« Les hommes continuent à diriger le monde, et ça ne se passe pas si bien », lance Sheryl Sandberg au Forum de Davos où, comme tous les ans, sur les 2500 « leaders » invités, moins de 20% sont des femmes.
2016 et toujours la même rengaine ? Presque. La ville suisse de Davos accueille le 46ème Forum économique mondial (WEF) du 20 au 23 janvier. Plus de 2500 personnalités de tous horizons sont attendues : 1500 leaders de la société civile, 40 chefs d’Etat, 300 ministres… Des personnalités influentes parmi lesquelles ne se trouvent que 18% de femmes. C’est seulement un point de plus que l’année dernière et accessoirement la meilleure proportion jamais atteinte au Forum économique mondial… Depuis 4 ans, presque aucune progression, malgré de timides incitations.
Seulement 450 femmes donc, essentiellement américaines. Les Etats-Unis ont en effet envoyé une délégation de 179 femmes (25% de leur représentant.e.s). Le Royaume-Uni 53 (22%), la France seulement 13, soit 19%.
« Ces taux sont encore trop faibles, reflétant toute une série de facteurs qui maintiennent les femmes en arrière plan dans le monde entier et que nous voulons démonter, à travers des initiatives comme notre rapport Gender Gap et le Gender Task Forces », a souligné le WEF.

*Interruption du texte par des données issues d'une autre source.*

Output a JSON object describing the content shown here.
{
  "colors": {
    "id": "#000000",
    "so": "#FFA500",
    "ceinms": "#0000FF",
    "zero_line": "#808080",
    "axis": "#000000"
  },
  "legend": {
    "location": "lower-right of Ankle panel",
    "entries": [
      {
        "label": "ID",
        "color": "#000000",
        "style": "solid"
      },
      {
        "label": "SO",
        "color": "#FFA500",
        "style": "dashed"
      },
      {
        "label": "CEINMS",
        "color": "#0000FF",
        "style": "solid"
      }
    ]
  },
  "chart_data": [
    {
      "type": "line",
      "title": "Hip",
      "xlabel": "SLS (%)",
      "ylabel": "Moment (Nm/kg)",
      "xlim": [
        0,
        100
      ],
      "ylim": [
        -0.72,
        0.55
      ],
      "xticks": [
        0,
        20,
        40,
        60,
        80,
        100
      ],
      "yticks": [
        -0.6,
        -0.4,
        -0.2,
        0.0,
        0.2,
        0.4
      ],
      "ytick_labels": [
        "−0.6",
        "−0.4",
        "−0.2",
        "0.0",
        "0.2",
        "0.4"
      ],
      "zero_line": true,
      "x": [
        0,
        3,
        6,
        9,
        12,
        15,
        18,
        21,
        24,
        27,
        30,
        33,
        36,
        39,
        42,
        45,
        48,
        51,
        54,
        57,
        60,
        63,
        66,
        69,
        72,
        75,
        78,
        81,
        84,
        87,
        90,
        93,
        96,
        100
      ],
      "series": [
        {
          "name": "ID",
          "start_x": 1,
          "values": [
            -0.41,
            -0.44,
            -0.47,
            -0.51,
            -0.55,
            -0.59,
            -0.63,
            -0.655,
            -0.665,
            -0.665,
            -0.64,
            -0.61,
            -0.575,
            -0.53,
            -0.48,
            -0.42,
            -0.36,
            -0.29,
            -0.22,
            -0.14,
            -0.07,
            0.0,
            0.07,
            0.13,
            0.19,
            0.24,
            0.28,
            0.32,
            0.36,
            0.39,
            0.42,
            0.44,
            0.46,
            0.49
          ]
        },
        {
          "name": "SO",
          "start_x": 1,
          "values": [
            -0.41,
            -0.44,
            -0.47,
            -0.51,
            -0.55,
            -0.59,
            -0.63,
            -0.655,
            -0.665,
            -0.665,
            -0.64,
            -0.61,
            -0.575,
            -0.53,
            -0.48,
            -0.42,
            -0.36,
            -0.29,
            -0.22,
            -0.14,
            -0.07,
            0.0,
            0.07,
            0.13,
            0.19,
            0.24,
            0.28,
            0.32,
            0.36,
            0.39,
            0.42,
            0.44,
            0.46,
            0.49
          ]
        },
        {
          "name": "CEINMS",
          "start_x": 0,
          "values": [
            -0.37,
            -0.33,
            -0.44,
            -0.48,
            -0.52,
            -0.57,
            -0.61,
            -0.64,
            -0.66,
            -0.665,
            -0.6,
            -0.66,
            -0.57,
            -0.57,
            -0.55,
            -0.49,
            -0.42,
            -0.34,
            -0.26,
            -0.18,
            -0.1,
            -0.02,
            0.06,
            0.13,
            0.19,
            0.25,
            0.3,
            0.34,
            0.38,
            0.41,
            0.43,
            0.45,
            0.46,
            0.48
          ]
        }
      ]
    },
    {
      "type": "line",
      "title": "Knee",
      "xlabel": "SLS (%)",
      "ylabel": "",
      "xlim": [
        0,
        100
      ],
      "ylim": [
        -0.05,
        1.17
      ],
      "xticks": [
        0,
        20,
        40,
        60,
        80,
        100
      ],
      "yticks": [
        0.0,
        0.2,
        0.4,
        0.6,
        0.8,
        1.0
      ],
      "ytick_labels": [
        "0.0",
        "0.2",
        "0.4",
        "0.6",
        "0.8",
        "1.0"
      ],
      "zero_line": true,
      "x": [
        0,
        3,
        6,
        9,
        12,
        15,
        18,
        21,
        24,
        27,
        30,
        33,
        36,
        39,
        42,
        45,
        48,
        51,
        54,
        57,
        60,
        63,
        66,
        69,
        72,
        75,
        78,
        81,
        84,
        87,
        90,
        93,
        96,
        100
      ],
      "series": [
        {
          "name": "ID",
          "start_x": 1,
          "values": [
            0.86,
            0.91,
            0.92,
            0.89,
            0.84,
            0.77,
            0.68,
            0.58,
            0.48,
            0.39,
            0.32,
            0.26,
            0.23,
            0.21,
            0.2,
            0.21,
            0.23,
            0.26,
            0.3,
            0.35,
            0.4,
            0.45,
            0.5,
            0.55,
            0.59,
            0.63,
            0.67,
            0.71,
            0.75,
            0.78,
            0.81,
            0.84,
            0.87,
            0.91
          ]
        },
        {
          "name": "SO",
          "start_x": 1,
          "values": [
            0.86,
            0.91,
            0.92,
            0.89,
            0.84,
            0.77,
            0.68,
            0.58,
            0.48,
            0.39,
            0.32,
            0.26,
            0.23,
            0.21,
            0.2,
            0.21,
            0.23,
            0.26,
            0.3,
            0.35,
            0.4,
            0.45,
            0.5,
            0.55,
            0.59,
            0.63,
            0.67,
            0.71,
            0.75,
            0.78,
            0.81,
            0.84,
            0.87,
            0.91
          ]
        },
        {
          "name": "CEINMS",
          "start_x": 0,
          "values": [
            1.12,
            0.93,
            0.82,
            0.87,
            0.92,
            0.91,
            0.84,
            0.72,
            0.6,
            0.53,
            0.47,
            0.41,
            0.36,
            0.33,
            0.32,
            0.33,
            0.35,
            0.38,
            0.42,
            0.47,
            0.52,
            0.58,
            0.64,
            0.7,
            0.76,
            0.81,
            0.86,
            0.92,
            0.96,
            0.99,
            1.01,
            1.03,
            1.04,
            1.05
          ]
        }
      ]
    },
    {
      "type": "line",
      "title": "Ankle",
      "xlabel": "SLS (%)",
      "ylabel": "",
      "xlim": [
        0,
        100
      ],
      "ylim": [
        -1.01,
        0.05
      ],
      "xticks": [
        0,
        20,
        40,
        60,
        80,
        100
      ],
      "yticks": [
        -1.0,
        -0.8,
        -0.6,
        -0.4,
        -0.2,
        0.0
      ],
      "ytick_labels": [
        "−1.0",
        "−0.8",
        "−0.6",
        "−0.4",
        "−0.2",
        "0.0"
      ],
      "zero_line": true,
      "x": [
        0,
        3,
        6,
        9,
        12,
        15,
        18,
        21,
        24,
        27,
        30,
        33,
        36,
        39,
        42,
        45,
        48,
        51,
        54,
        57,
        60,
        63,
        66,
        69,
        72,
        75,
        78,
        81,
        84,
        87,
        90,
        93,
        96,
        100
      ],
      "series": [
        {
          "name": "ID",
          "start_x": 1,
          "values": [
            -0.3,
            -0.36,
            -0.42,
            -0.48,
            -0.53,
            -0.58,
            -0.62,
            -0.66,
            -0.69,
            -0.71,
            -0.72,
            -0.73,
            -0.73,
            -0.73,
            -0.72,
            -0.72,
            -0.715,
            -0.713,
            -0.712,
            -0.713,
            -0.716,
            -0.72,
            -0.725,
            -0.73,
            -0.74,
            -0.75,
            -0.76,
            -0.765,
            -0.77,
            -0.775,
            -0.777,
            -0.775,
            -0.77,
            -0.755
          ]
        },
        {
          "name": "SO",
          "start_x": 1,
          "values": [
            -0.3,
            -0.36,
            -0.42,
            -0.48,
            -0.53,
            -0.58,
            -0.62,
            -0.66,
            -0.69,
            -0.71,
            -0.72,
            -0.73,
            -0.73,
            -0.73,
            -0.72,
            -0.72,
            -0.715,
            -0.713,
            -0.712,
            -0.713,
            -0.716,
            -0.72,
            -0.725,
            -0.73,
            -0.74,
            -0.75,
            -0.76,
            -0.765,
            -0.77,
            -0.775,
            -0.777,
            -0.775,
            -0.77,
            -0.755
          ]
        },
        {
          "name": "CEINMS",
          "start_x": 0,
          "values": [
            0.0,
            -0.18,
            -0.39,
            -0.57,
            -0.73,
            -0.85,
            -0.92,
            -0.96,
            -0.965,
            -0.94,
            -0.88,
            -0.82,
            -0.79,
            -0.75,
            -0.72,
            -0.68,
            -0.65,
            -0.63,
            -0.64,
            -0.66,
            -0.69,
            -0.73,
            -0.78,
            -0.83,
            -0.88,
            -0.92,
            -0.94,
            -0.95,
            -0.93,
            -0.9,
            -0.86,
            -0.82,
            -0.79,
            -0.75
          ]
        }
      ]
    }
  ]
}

Pour Sheryl Sandberg, directrice générale et numéro 2 de Facebook, qui a pris la parole mercredi 20 janvier à Davos, il est temps que les choses changent : « Les hommes continuent à diriger le monde, et ça ne se passe pas si bien (…) Cela signifie que nous n’utilisons pas tous les talents de la population ». En novembre dernier, cette figure du monde numérique pointait du doigt une culture masculine de l’entreprise qui bloque l’avancement de carrière des femmes mais également le poids persistant de la vie familiale. Elle n’avait pourtant pas hésité à responsabiliser les femmes dans son livre Lean In, ce qui lui avait valu quelques critiques.
« Comment pouvez-vous attendre de trouver des talents ici alors que l’industrie du capital-investissement exclut 50% de la population »
Mais cette sous-représentation des femmes à Davos est-elle si étonnante ? Les hommes dirigent le monde – l’ONU comptabilise en effet seulement 11 femmes cheffes d’Etat – et fonctionnent souvent par réseau. Davos est en cela, une plateforme majeure : banquiers, financiers, investisseurs milliardaires, hommes politiques, économistes… les dirigeants du monde se retrouvent au WEF. « Comment pouvez-vous attendre de trouver des talents ici alors que l’industrie du capital-investissement exclut 50% de la population ? », a demandé Teresa Whitmarsh, directrice exécutive de l’Office d’investissement de l’Etat de Washington, à la salle pleine d’hommes, comme le raconte The New York Times.
Mais comment concevoir « la quatrième révolution industrielle », le thème de cette année à Davos, sans les femmes ? D’autant plus qu’elles seront, selon un tout récent rapport du WEF, les premières victimes de la robotisation, détruisant des emplois dans les secteurs traditionnels dans lesquels elles sont bien représentées. Et en créant dans ceux où elles le sont moins.